Débats parlementaires sur les cancers de l'enfant : entre espoirs et déceptions
Depuis septembre 2015, la députée Martine Faure effectue un travail de fond sur la situation des enfants atteints de cancer et de leurs familles. Après avoir établi un état des lieux exhaustif sur la question, et constaté un certain nombre de carences, Mme Faure a décidé de rédiger plusieurs amendements. Ces derniers portent sur la création d'un fonds dédié à la recherche sur les cancers de l'enfant, l'amélioration de l'aide aux familles et l'incitation à devenir donneur de vie. Un premier amendement a été discuté en séance.

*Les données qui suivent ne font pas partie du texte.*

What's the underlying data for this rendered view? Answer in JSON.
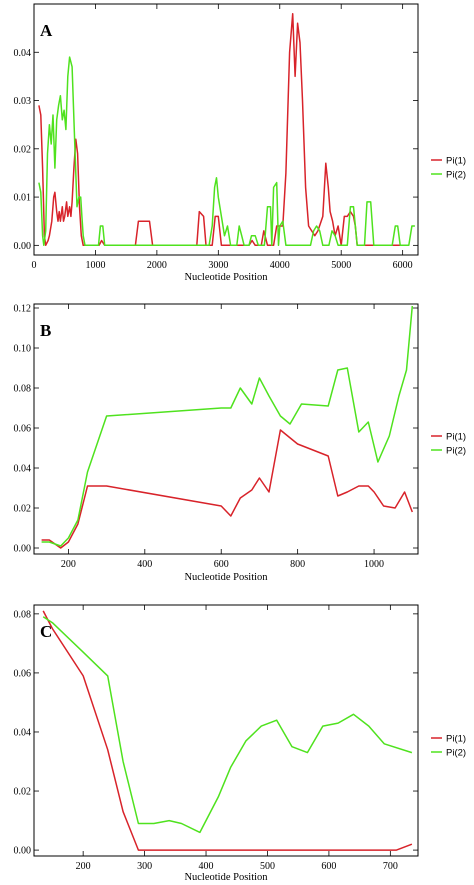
{
  "chart_data": [
    {
      "type": "line",
      "panel_label": "A",
      "xlabel": "Nucleotide Position",
      "ylabel": "",
      "xlim": [
        0,
        6250
      ],
      "ylim": [
        -0.002,
        0.05
      ],
      "x_ticks": [
        0,
        1000,
        2000,
        3000,
        4000,
        5000,
        6000
      ],
      "x_tick_labels": [
        "0",
        "1000",
        "2000",
        "3000",
        "4000",
        "5000",
        "6000"
      ],
      "y_ticks": [
        0,
        0.01,
        0.02,
        0.03,
        0.04
      ],
      "y_tick_labels": [
        "0.00",
        "0.01",
        "0.02",
        "0.03",
        "0.04"
      ],
      "legend_position": "right",
      "grid": false,
      "series": [
        {
          "name": "Pi(1)",
          "color": "#d8232a",
          "points": [
            [
              80,
              0.029
            ],
            [
              110,
              0.027
            ],
            [
              140,
              0.016
            ],
            [
              170,
              0.002
            ],
            [
              190,
              0.0
            ],
            [
              230,
              0.001
            ],
            [
              250,
              0.002
            ],
            [
              290,
              0.005
            ],
            [
              320,
              0.01
            ],
            [
              340,
              0.011
            ],
            [
              370,
              0.007
            ],
            [
              390,
              0.005
            ],
            [
              410,
              0.007
            ],
            [
              430,
              0.005
            ],
            [
              460,
              0.008
            ],
            [
              480,
              0.005
            ],
            [
              500,
              0.006
            ],
            [
              530,
              0.009
            ],
            [
              550,
              0.006
            ],
            [
              580,
              0.008
            ],
            [
              600,
              0.006
            ],
            [
              620,
              0.009
            ],
            [
              650,
              0.016
            ],
            [
              680,
              0.022
            ],
            [
              710,
              0.019
            ],
            [
              740,
              0.008
            ],
            [
              770,
              0.002
            ],
            [
              800,
              0.0
            ],
            [
              1000,
              0.0
            ],
            [
              1060,
              0.0
            ],
            [
              1100,
              0.001
            ],
            [
              1150,
              0.0
            ],
            [
              1650,
              0.0
            ],
            [
              1700,
              0.005
            ],
            [
              1880,
              0.005
            ],
            [
              1930,
              0.0
            ],
            [
              2650,
              0.0
            ],
            [
              2690,
              0.007
            ],
            [
              2760,
              0.006
            ],
            [
              2800,
              0.0
            ],
            [
              2900,
              0.0
            ],
            [
              2950,
              0.006
            ],
            [
              3000,
              0.006
            ],
            [
              3050,
              0.0
            ],
            [
              3500,
              0.0
            ],
            [
              3550,
              0.001
            ],
            [
              3600,
              0.0
            ],
            [
              3700,
              0.0
            ],
            [
              3740,
              0.003
            ],
            [
              3800,
              0.0
            ],
            [
              3900,
              0.0
            ],
            [
              3950,
              0.004
            ],
            [
              4050,
              0.004
            ],
            [
              4100,
              0.015
            ],
            [
              4160,
              0.04
            ],
            [
              4210,
              0.048
            ],
            [
              4250,
              0.035
            ],
            [
              4290,
              0.046
            ],
            [
              4330,
              0.042
            ],
            [
              4370,
              0.03
            ],
            [
              4420,
              0.012
            ],
            [
              4470,
              0.004
            ],
            [
              4520,
              0.003
            ],
            [
              4570,
              0.002
            ],
            [
              4620,
              0.003
            ],
            [
              4700,
              0.006
            ],
            [
              4750,
              0.017
            ],
            [
              4790,
              0.012
            ],
            [
              4820,
              0.007
            ],
            [
              4860,
              0.005
            ],
            [
              4900,
              0.002
            ],
            [
              4950,
              0.004
            ],
            [
              5000,
              0.0
            ],
            [
              5050,
              0.006
            ],
            [
              5100,
              0.006
            ],
            [
              5150,
              0.007
            ],
            [
              5200,
              0.006
            ],
            [
              5230,
              0.004
            ],
            [
              5260,
              0.0
            ],
            [
              6050,
              0.0
            ],
            [
              6100,
              0.0
            ]
          ]
        },
        {
          "name": "Pi(2)",
          "color": "#4fe21e",
          "points": [
            [
              80,
              0.013
            ],
            [
              110,
              0.011
            ],
            [
              140,
              0.002
            ],
            [
              160,
              0.0
            ],
            [
              190,
              0.003
            ],
            [
              220,
              0.019
            ],
            [
              250,
              0.025
            ],
            [
              280,
              0.021
            ],
            [
              310,
              0.027
            ],
            [
              340,
              0.016
            ],
            [
              370,
              0.026
            ],
            [
              400,
              0.029
            ],
            [
              430,
              0.031
            ],
            [
              460,
              0.026
            ],
            [
              490,
              0.028
            ],
            [
              520,
              0.024
            ],
            [
              550,
              0.035
            ],
            [
              580,
              0.039
            ],
            [
              620,
              0.037
            ],
            [
              660,
              0.022
            ],
            [
              700,
              0.008
            ],
            [
              730,
              0.01
            ],
            [
              760,
              0.01
            ],
            [
              780,
              0.006
            ],
            [
              800,
              0.002
            ],
            [
              830,
              0.0
            ],
            [
              1050,
              0.0
            ],
            [
              1080,
              0.004
            ],
            [
              1120,
              0.004
            ],
            [
              1150,
              0.0
            ],
            [
              2850,
              0.0
            ],
            [
              2900,
              0.004
            ],
            [
              2940,
              0.012
            ],
            [
              2970,
              0.014
            ],
            [
              3000,
              0.01
            ],
            [
              3050,
              0.006
            ],
            [
              3100,
              0.002
            ],
            [
              3150,
              0.004
            ],
            [
              3200,
              0.0
            ],
            [
              3300,
              0.0
            ],
            [
              3340,
              0.004
            ],
            [
              3380,
              0.002
            ],
            [
              3420,
              0.0
            ],
            [
              3500,
              0.0
            ],
            [
              3540,
              0.002
            ],
            [
              3600,
              0.002
            ],
            [
              3650,
              0.0
            ],
            [
              3750,
              0.0
            ],
            [
              3800,
              0.008
            ],
            [
              3850,
              0.008
            ],
            [
              3870,
              0.0
            ],
            [
              3900,
              0.012
            ],
            [
              3950,
              0.013
            ],
            [
              3980,
              0.0
            ],
            [
              4000,
              0.004
            ],
            [
              4050,
              0.005
            ],
            [
              4100,
              0.0
            ],
            [
              4500,
              0.0
            ],
            [
              4550,
              0.003
            ],
            [
              4600,
              0.004
            ],
            [
              4650,
              0.003
            ],
            [
              4700,
              0.0
            ],
            [
              4800,
              0.0
            ],
            [
              4850,
              0.003
            ],
            [
              4900,
              0.002
            ],
            [
              4950,
              0.0
            ],
            [
              5100,
              0.0
            ],
            [
              5150,
              0.008
            ],
            [
              5200,
              0.008
            ],
            [
              5260,
              0.0
            ],
            [
              5380,
              0.0
            ],
            [
              5420,
              0.009
            ],
            [
              5480,
              0.009
            ],
            [
              5530,
              0.0
            ],
            [
              5830,
              0.0
            ],
            [
              5880,
              0.004
            ],
            [
              5920,
              0.004
            ],
            [
              5960,
              0.0
            ],
            [
              6100,
              0.0
            ],
            [
              6150,
              0.004
            ],
            [
              6200,
              0.004
            ]
          ]
        }
      ]
    },
    {
      "type": "line",
      "panel_label": "B",
      "xlabel": "Nucleotide Position",
      "ylabel": "",
      "xlim": [
        110,
        1115
      ],
      "ylim": [
        -0.003,
        0.122
      ],
      "x_ticks": [
        200,
        400,
        600,
        800,
        1000
      ],
      "x_tick_labels": [
        "200",
        "400",
        "600",
        "800",
        "1000"
      ],
      "y_ticks": [
        0,
        0.02,
        0.04,
        0.06,
        0.08,
        0.1,
        0.12
      ],
      "y_tick_labels": [
        "0.00",
        "0.02",
        "0.04",
        "0.06",
        "0.08",
        "0.10",
        "0.12"
      ],
      "legend_position": "right",
      "grid": false,
      "series": [
        {
          "name": "Pi(1)",
          "color": "#d8232a",
          "points": [
            [
              130,
              0.004
            ],
            [
              150,
              0.004
            ],
            [
              180,
              0.0
            ],
            [
              200,
              0.003
            ],
            [
              225,
              0.012
            ],
            [
              250,
              0.031
            ],
            [
              300,
              0.031
            ],
            [
              600,
              0.021
            ],
            [
              625,
              0.016
            ],
            [
              650,
              0.025
            ],
            [
              680,
              0.029
            ],
            [
              700,
              0.035
            ],
            [
              725,
              0.028
            ],
            [
              755,
              0.059
            ],
            [
              800,
              0.052
            ],
            [
              880,
              0.046
            ],
            [
              905,
              0.026
            ],
            [
              930,
              0.028
            ],
            [
              960,
              0.031
            ],
            [
              985,
              0.031
            ],
            [
              1000,
              0.028
            ],
            [
              1025,
              0.021
            ],
            [
              1055,
              0.02
            ],
            [
              1080,
              0.028
            ],
            [
              1100,
              0.018
            ]
          ]
        },
        {
          "name": "Pi(2)",
          "color": "#4fe21e",
          "points": [
            [
              130,
              0.003
            ],
            [
              150,
              0.003
            ],
            [
              180,
              0.001
            ],
            [
              200,
              0.005
            ],
            [
              225,
              0.014
            ],
            [
              250,
              0.038
            ],
            [
              300,
              0.066
            ],
            [
              600,
              0.07
            ],
            [
              625,
              0.07
            ],
            [
              650,
              0.08
            ],
            [
              680,
              0.072
            ],
            [
              700,
              0.085
            ],
            [
              725,
              0.076
            ],
            [
              755,
              0.066
            ],
            [
              780,
              0.062
            ],
            [
              810,
              0.072
            ],
            [
              880,
              0.071
            ],
            [
              905,
              0.089
            ],
            [
              930,
              0.09
            ],
            [
              960,
              0.058
            ],
            [
              985,
              0.063
            ],
            [
              1010,
              0.043
            ],
            [
              1040,
              0.056
            ],
            [
              1065,
              0.076
            ],
            [
              1085,
              0.089
            ],
            [
              1100,
              0.121
            ]
          ]
        }
      ]
    },
    {
      "type": "line",
      "panel_label": "C",
      "xlabel": "Nucleotide Position",
      "ylabel": "",
      "xlim": [
        120,
        745
      ],
      "ylim": [
        -0.002,
        0.083
      ],
      "x_ticks": [
        200,
        300,
        400,
        500,
        600,
        700
      ],
      "x_tick_labels": [
        "200",
        "300",
        "400",
        "500",
        "600",
        "700"
      ],
      "y_ticks": [
        0,
        0.02,
        0.04,
        0.06,
        0.08
      ],
      "y_tick_labels": [
        "0.00",
        "0.02",
        "0.04",
        "0.06",
        "0.08"
      ],
      "legend_position": "right",
      "grid": false,
      "series": [
        {
          "name": "Pi(1)",
          "color": "#d8232a",
          "points": [
            [
              135,
              0.081
            ],
            [
              150,
              0.075
            ],
            [
              200,
              0.059
            ],
            [
              240,
              0.034
            ],
            [
              265,
              0.013
            ],
            [
              290,
              0.0
            ],
            [
              710,
              0.0
            ],
            [
              735,
              0.002
            ]
          ]
        },
        {
          "name": "Pi(2)",
          "color": "#4fe21e",
          "points": [
            [
              135,
              0.079
            ],
            [
              150,
              0.077
            ],
            [
              200,
              0.067
            ],
            [
              240,
              0.059
            ],
            [
              265,
              0.03
            ],
            [
              290,
              0.009
            ],
            [
              315,
              0.009
            ],
            [
              340,
              0.01
            ],
            [
              360,
              0.009
            ],
            [
              390,
              0.006
            ],
            [
              420,
              0.018
            ],
            [
              440,
              0.028
            ],
            [
              465,
              0.037
            ],
            [
              490,
              0.042
            ],
            [
              515,
              0.044
            ],
            [
              540,
              0.035
            ],
            [
              565,
              0.033
            ],
            [
              590,
              0.042
            ],
            [
              615,
              0.043
            ],
            [
              640,
              0.046
            ],
            [
              665,
              0.042
            ],
            [
              690,
              0.036
            ],
            [
              735,
              0.033
            ]
          ]
        }
      ]
    }
  ]
}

Petit tour d'horizon des réactions ...


Après avoir attentivement examiné les différents budgets de l’État, la députée Martine Faure avait fait le choix de déposer un amendement qui ne demandait pas la mise en place d'une nouvelle taxe (détails ici), mais de diminuer très légèrement les moyens – aujourd'hui très importants – alloués à la recherche spatiale, ainsi qu'à la recherche duale civile et militaire.
D'un montant de 10 millions d'euros, il était présenté le 7 novembre 2016 par la Députée dans un hémicycle peu rempli (moins de 20 députés sur 577 s'étaient déplacés pour assister aux débats). Additionnée aux faibles moyens actuels, cette somme aurait permis de quadrupler les fonds versés pour cette recherche, sachant que 2 500 nouveaux enfants sont diagnostiqués d'un cancer en France chaque année et que 500 en décèdent – soit l'équivalent de 20 classes d'écoles, ou 4 fois plus que le nombre de personnes sauvagement assassinées dans les attentats de Paris en novembre 2015.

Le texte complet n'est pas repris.